Uma tristeza fantasiada de defesa, poder, persuasão, perversidade, passividade e dores (todas elas). A empatia é a característica do século porque é só com ela que a gente se permite sentir as tristezas do passado, a falta de lugar no mundo, a máscara do personagem que não aguentamos mais usar, os sorrisos nervosos de inadequação e impotência na própria vida. O mundo virou um refém da fuga da tristeza. Na busca da felicidade esquecemo-nos de olhar o medo e as mazelas. Pois, não tem como acolher a felicidade sem entrar em contato com as tristezas.

Essa tal de tristeza me visita sempre, ela vem singela e brota forte nos meus momentos de yoga e meditação. Quando ela chega, dou um olá bem amoroso e digo: o que você veio me dizer hoje? Qual é a dor que ainda preciso curar? E dói! É difícil encontrar no mundo pessoas dispostas a lidar com a tristeza do outro. Mas, também, é difícil aceitar a tristeza em sua forma mais pura. Ela pura é virtude! Ela te diz tudo o que você precisa saber sobre você mesmo. Ela cura uma dor invisível!

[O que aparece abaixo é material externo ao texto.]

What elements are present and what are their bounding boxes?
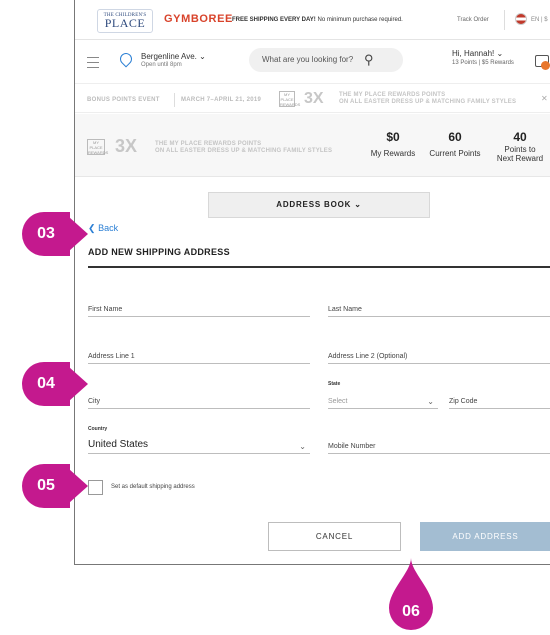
chevron-down-icon: ⌄ [299, 442, 306, 451]
callout-06-label: 06 [402, 603, 420, 620]
zip-code-label: Zip Code [449, 398, 478, 405]
my-rewards-value: $0 [386, 130, 400, 144]
current-points-value: 60 [448, 130, 462, 144]
free-shipping-bold: FREE SHIPPING EVERY DAY! [232, 17, 316, 23]
rewards-summary: MY PLACE REWARDS 3X THE MY PLACE REWARDS… [75, 114, 550, 177]
promo-multiplier: 3X [304, 90, 324, 107]
back-link[interactable]: ❮ Back [88, 223, 118, 234]
search-icon[interactable]: ⚲ [364, 52, 374, 68]
divider [174, 93, 175, 107]
chevron-left-icon: ❮ [88, 223, 96, 233]
mobile-number-label: Mobile Number [328, 443, 376, 450]
state-caption: State [328, 381, 341, 387]
chevron-down-icon: ⌄ [354, 200, 362, 209]
default-address-label[interactable]: Set as default shipping address [111, 484, 195, 490]
callout-05: 05 [22, 464, 88, 508]
last-name-field[interactable]: Last Name [328, 302, 550, 317]
next-reward-value: 40 [513, 130, 527, 144]
my-place-rewards-badge-icon: MY PLACE REWARDS [87, 139, 109, 155]
language-currency[interactable]: EN | $ [531, 17, 548, 23]
next-reward-label-1: Points to [504, 145, 536, 154]
promo-text-line1: THE MY PLACE REWARDS POINTS [339, 92, 446, 98]
first-name-label: First Name [88, 306, 123, 313]
promo-dates: MARCH 7–APRIL 21, 2019 [181, 97, 262, 103]
next-reward-stat: 40 Points to Next Reward [490, 130, 550, 163]
address-line1-field[interactable]: Address Line 1 [88, 349, 310, 364]
zip-code-field[interactable]: Zip Code [449, 394, 550, 409]
rewards-promo-line1: THE MY PLACE REWARDS POINTS [155, 141, 262, 147]
tcp-logo-big: PLACE [104, 16, 146, 30]
greeting: Hi, Hannah! [452, 49, 495, 58]
my-rewards-label: My Rewards [370, 149, 416, 158]
default-address-checkbox[interactable] [88, 480, 103, 495]
menu-icon[interactable] [87, 57, 99, 72]
promo-banner[interactable]: BONUS POINTS EVENT MARCH 7–APRIL 21, 201… [75, 83, 550, 113]
my-place-rewards-badge-icon: MY PLACE REWARDS [279, 91, 301, 107]
rewards-promo-line2: ON ALL EASTER DRESS UP & MATCHING FAMILY… [155, 148, 333, 154]
rewards-promo-text: THE MY PLACE REWARDS POINTS ON ALL EASTE… [155, 141, 332, 155]
free-shipping-banner: FREE SHIPPING EVERY DAY! No minimum purc… [232, 17, 403, 23]
store-name: Bergenline Ave. [141, 52, 197, 61]
close-icon[interactable]: ✕ [541, 94, 548, 103]
browser-frame: THE CHILDREN'S PLACE GYMBOREE FREE SHIPP… [74, 0, 550, 565]
callout-06: 06 [389, 558, 433, 630]
search-placeholder: What are you looking for? [262, 55, 354, 64]
address-line2-field[interactable]: Address Line 2 (Optional) [328, 349, 550, 364]
tcp-logo[interactable]: THE CHILDREN'S PLACE [97, 9, 153, 33]
my-rewards-stat: $0 My Rewards [365, 130, 421, 158]
country-value: United States [88, 439, 149, 450]
callout-03: 03 [22, 212, 88, 256]
top-bar: THE CHILDREN'S PLACE GYMBOREE FREE SHIPP… [75, 0, 550, 40]
first-name-field[interactable]: First Name [88, 302, 310, 317]
address-line2-label: Address Line 2 (Optional) [328, 353, 408, 360]
cancel-button[interactable]: CANCEL [268, 522, 401, 551]
track-order-link[interactable]: Track Order [457, 17, 489, 23]
next-reward-label-2: Next Reward [496, 154, 544, 163]
back-label: Back [98, 223, 119, 233]
chevron-down-icon: ⌄ [427, 397, 434, 406]
address-line1-label: Address Line 1 [88, 353, 135, 360]
country-select[interactable]: Country United States ⌄ [88, 426, 310, 454]
city-label: City [88, 398, 101, 405]
current-points-stat: 60 Current Points [423, 130, 487, 158]
chevron-down-icon: ⌄ [199, 52, 206, 61]
location-pin-icon [117, 50, 135, 68]
store-hours: Open until 8pm [141, 62, 182, 68]
divider [88, 266, 550, 268]
account-menu[interactable]: Hi, Hannah! ⌄ 13 Points | $5 Rewards [452, 49, 514, 66]
address-book-dropdown[interactable]: ADDRESS BOOK ⌄ [208, 192, 430, 218]
current-points-label: Current Points [429, 149, 481, 158]
state-value: Select [328, 398, 348, 405]
divider [504, 10, 505, 30]
gymboree-logo[interactable]: GYMBOREE [164, 13, 233, 25]
store-selector[interactable]: Bergenline Ave. ⌄ Open until 8pm [141, 52, 206, 68]
callout-04: 04 [22, 362, 88, 406]
free-shipping-rest: No minimum purchase required. [315, 17, 403, 23]
mobile-number-field[interactable]: Mobile Number [328, 439, 550, 454]
points-summary: 13 Points | $5 Rewards [452, 60, 514, 66]
promo-bonus: BONUS POINTS EVENT [87, 97, 160, 103]
promo-text: THE MY PLACE REWARDS POINTS ON ALL EASTE… [339, 92, 516, 106]
rewards-multiplier: 3X [115, 136, 138, 156]
city-field[interactable]: City [88, 394, 310, 409]
country-caption: Country [88, 426, 108, 432]
search-input[interactable]: What are you looking for? ⚲ [249, 48, 403, 72]
us-flag-icon[interactable] [515, 13, 527, 25]
promo-text-line2: ON ALL EASTER DRESS UP & MATCHING FAMILY… [339, 99, 517, 105]
address-book-label: ADDRESS BOOK [276, 200, 352, 209]
chevron-down-icon: ⌄ [496, 49, 504, 58]
last-name-label: Last Name [328, 306, 362, 313]
add-address-button[interactable]: ADD ADDRESS [420, 522, 550, 551]
cart-count-badge [541, 61, 550, 70]
state-select[interactable]: State Select ⌄ [328, 381, 438, 409]
form-title: ADD NEW SHIPPING ADDRESS [88, 247, 230, 257]
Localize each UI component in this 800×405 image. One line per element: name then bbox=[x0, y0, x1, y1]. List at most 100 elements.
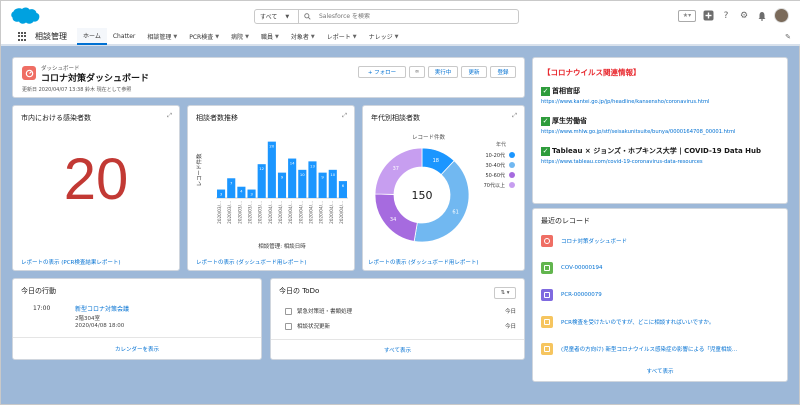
legend-label: 30-40代 bbox=[485, 162, 505, 169]
user-avatar[interactable] bbox=[774, 8, 789, 23]
recent-view-all[interactable]: すべて表示 bbox=[533, 367, 787, 375]
bar-tick-label: 2020/03/... bbox=[217, 201, 222, 224]
legend-label: 10-20代 bbox=[485, 152, 505, 159]
todo-checkbox[interactable] bbox=[285, 307, 292, 315]
chevron-down-icon: ▼ bbox=[173, 33, 178, 40]
help-icon[interactable]: ? bbox=[720, 10, 732, 22]
dashboard-icon bbox=[541, 234, 553, 247]
donut-chart-title: 年代別相談者数 bbox=[371, 114, 420, 122]
nav-item-chatter[interactable]: Chatter bbox=[107, 28, 142, 45]
favorites-star-icon[interactable]: ★▾ bbox=[678, 9, 696, 22]
todo-label[interactable]: 緊急対策班・書類処理 bbox=[297, 307, 505, 315]
bar-tick-label: 2020/04/... bbox=[329, 201, 334, 224]
info-url[interactable]: https://www.mhlw.go.jp/stf/seisakunitsui… bbox=[541, 129, 781, 135]
bar-data-label: 13 bbox=[310, 163, 315, 168]
bar-report-link[interactable]: レポートの表示 (ダッシュボード用レポート) bbox=[196, 258, 354, 266]
divider bbox=[13, 337, 261, 338]
legend-swatch bbox=[509, 172, 515, 178]
donut-data-label: 34 bbox=[390, 217, 396, 223]
chevron-down-icon: ▼ bbox=[310, 33, 315, 40]
legend-label: 50-60代 bbox=[485, 172, 505, 179]
info-url[interactable]: https://www.kantei.go.jp/jp/headline/kan… bbox=[541, 99, 781, 105]
check-icon: ✓ bbox=[541, 146, 550, 156]
corona-info-card: 【コロナウイルス関連情報】 ✓ 首相官邸 https://www.kantei.go… bbox=[532, 57, 788, 204]
todo-checkbox[interactable] bbox=[285, 322, 292, 330]
event-room: 2階304室 bbox=[75, 316, 100, 322]
event-time: 17:00 bbox=[33, 305, 51, 312]
todo-filter-dropdown[interactable]: ⇅ ▾ bbox=[494, 287, 516, 299]
gear-icon[interactable]: ⚙ bbox=[738, 10, 750, 22]
info-url[interactable]: https://www.tableau.com/covid-19-coronav… bbox=[541, 159, 781, 165]
search-input[interactable] bbox=[319, 13, 499, 20]
nav-item-home[interactable]: ホーム bbox=[77, 28, 107, 45]
bar-tick-label: 2020/04/... bbox=[288, 201, 293, 224]
recent-record-item[interactable]: COV-00000194 bbox=[541, 261, 781, 274]
dashboard-title: コロナ対策ダッシュボード bbox=[41, 74, 150, 84]
expand-icon[interactable]: ⤢ bbox=[512, 112, 517, 120]
todo-view-all[interactable]: すべて表示 bbox=[271, 346, 524, 354]
bar-mark[interactable] bbox=[267, 141, 276, 198]
recent-record-link[interactable]: コロナ対策ダッシュボード bbox=[561, 237, 627, 245]
nav-item-hospitals[interactable]: 病院 ▼ bbox=[225, 28, 255, 45]
nav-item-reports[interactable]: レポート ▼ bbox=[321, 28, 363, 45]
expand-icon[interactable]: ⤢ bbox=[167, 112, 172, 120]
donut-report-link[interactable]: レポートの表示 (ダッシュボード用レポート) bbox=[368, 258, 524, 266]
nav-item-knowledge[interactable]: ナレッジ ▼ bbox=[363, 28, 405, 45]
search-scope-select[interactable]: すべて ▼ bbox=[255, 10, 299, 23]
todo-item: 緊急対策班・書類処理 今日 bbox=[285, 306, 516, 316]
infection-count-card: 市内における感染者数 ⤢ 20 レポートの表示 (PCR検査結果レポート) bbox=[12, 105, 180, 271]
recent-record-list: コロナ対策ダッシュボード COV-00000194 PCR-00000079 PCR検… bbox=[541, 234, 781, 369]
expand-icon[interactable]: ⤢ bbox=[342, 112, 347, 120]
chevron-down-icon: ▼ bbox=[245, 33, 249, 40]
record-icon bbox=[541, 261, 553, 274]
todo-title: 今日の ToDo bbox=[279, 287, 320, 295]
info-link-item: ✓ 厚生労働省 https://www.mhlw.go.jp/stf/seisaku… bbox=[541, 116, 781, 135]
search-scope-label: すべて bbox=[260, 14, 278, 21]
nav-item-staff[interactable]: 職員 ▼ bbox=[255, 28, 285, 45]
bar-y-axis-label: レコード件数 bbox=[195, 153, 203, 187]
nav-item-subjects[interactable]: 対象者 ▼ bbox=[285, 28, 321, 45]
bar-tick-label: 2020/03/... bbox=[248, 201, 253, 224]
recent-record-link[interactable]: PCR検査を受けたいのですが、どこに相談すればいいですか。 bbox=[561, 318, 714, 326]
check-icon: ✓ bbox=[541, 116, 550, 126]
dashboard-header-card: ダッシュボード コロナ対策ダッシュボード 更新日 2020/04/07 13:3… bbox=[12, 57, 525, 98]
global-actions-icon[interactable] bbox=[702, 10, 714, 22]
link-icon-button[interactable]: ∞ bbox=[409, 66, 425, 78]
info-link-item: ✓ Tableau × ジョンズ・ホプキンス大学 | COVID-19 Data … bbox=[541, 146, 781, 165]
app-launcher-icon[interactable] bbox=[18, 32, 27, 41]
recent-records-card: 最近のレコード コロナ対策ダッシュボード COV-00000194 PCR-0000… bbox=[532, 208, 788, 382]
refresh-button[interactable]: 更新 bbox=[461, 66, 487, 78]
recent-record-link[interactable]: PCR-00000079 bbox=[561, 292, 602, 298]
recent-record-link[interactable]: (児童者の方向け) 新型コロナウイルス感染症の影響による「児童相談... bbox=[561, 345, 737, 353]
nav-item-consultations[interactable]: 相談管理 ▼ bbox=[141, 28, 183, 45]
edit-nav-icon[interactable]: ✎ bbox=[785, 33, 791, 41]
recent-record-item[interactable]: PCR-00000079 bbox=[541, 288, 781, 301]
metric-report-link[interactable]: レポートの表示 (PCR検査結果レポート) bbox=[21, 258, 179, 266]
nav-item-pcr[interactable]: PCR検査 ▼ bbox=[183, 28, 225, 45]
bell-icon[interactable] bbox=[756, 10, 768, 22]
salesforce-logo[interactable] bbox=[10, 7, 40, 25]
todo-label[interactable]: 相談状況更新 bbox=[297, 322, 505, 330]
chevron-down-icon: ▼ bbox=[394, 33, 399, 40]
recent-record-item[interactable]: PCR検査を受けたいのですが、どこに相談すればいいですか。 bbox=[541, 315, 781, 328]
event-range: 2020/04/08 18:00 bbox=[75, 323, 125, 329]
running-button[interactable]: 実行中 bbox=[428, 66, 458, 78]
recent-record-link[interactable]: COV-00000194 bbox=[561, 265, 603, 271]
event-subject[interactable]: 新型コロナ対策会議 bbox=[75, 304, 129, 313]
recent-record-item[interactable]: コロナ対策ダッシュボード bbox=[541, 234, 781, 247]
recent-title: 最近のレコード bbox=[541, 217, 590, 225]
chevron-down-icon: ▼ bbox=[285, 13, 290, 20]
bar-data-label: 10 bbox=[330, 172, 335, 177]
divider bbox=[271, 339, 524, 340]
bar-chart-title: 相談者数推移 bbox=[196, 114, 238, 122]
check-icon: ✓ bbox=[541, 86, 550, 96]
global-header: すべて ▼ ★▾ ? ⚙ bbox=[1, 1, 800, 29]
metric-value: 20 bbox=[63, 147, 129, 212]
bar-tick-label: 2020/04/... bbox=[339, 201, 344, 224]
calendar-link[interactable]: カレンダーを表示 bbox=[13, 345, 261, 353]
chevron-down-icon: ▼ bbox=[352, 33, 357, 40]
subscribe-button[interactable]: 登録 bbox=[490, 66, 516, 78]
bar-tick-label: 2020/04/... bbox=[268, 201, 273, 224]
follow-button[interactable]: + フォロー bbox=[358, 66, 406, 78]
recent-record-item[interactable]: (児童者の方向け) 新型コロナウイルス感染症の影響による「児童相談... bbox=[541, 342, 781, 355]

Tristeza: não podemos ignorá-la

 

Nem sempre foi fácil para eu lidar com as minhas tristezas, eu costumava querer deixá-las o mais longe possível. Preferia sentir raiva mesmo! Entretanto, a raiva passava e não fazia sentido! Então, preferi não sentir nada, mas quando travei a tristeza, travei também a alegria, ou seja, não dá certo! E, ao sentir a minha, reconheço no outro (lá dentro do olhar) a tristeza esquecida e ao reconhecer, olho para ela lá no fundo da alma do outro e digo: “ei, pode vir, aqui você será acolhido”. Algumas pessoas a deixam sair, outras ainda vivem na dor como refúgio da consciência de si. Nada contra, só pesar mesmo. Logo, para o mundo melhorar e se curar, precisamos deixar sentir o triste e logo depois, e somente depois, a felicidade.”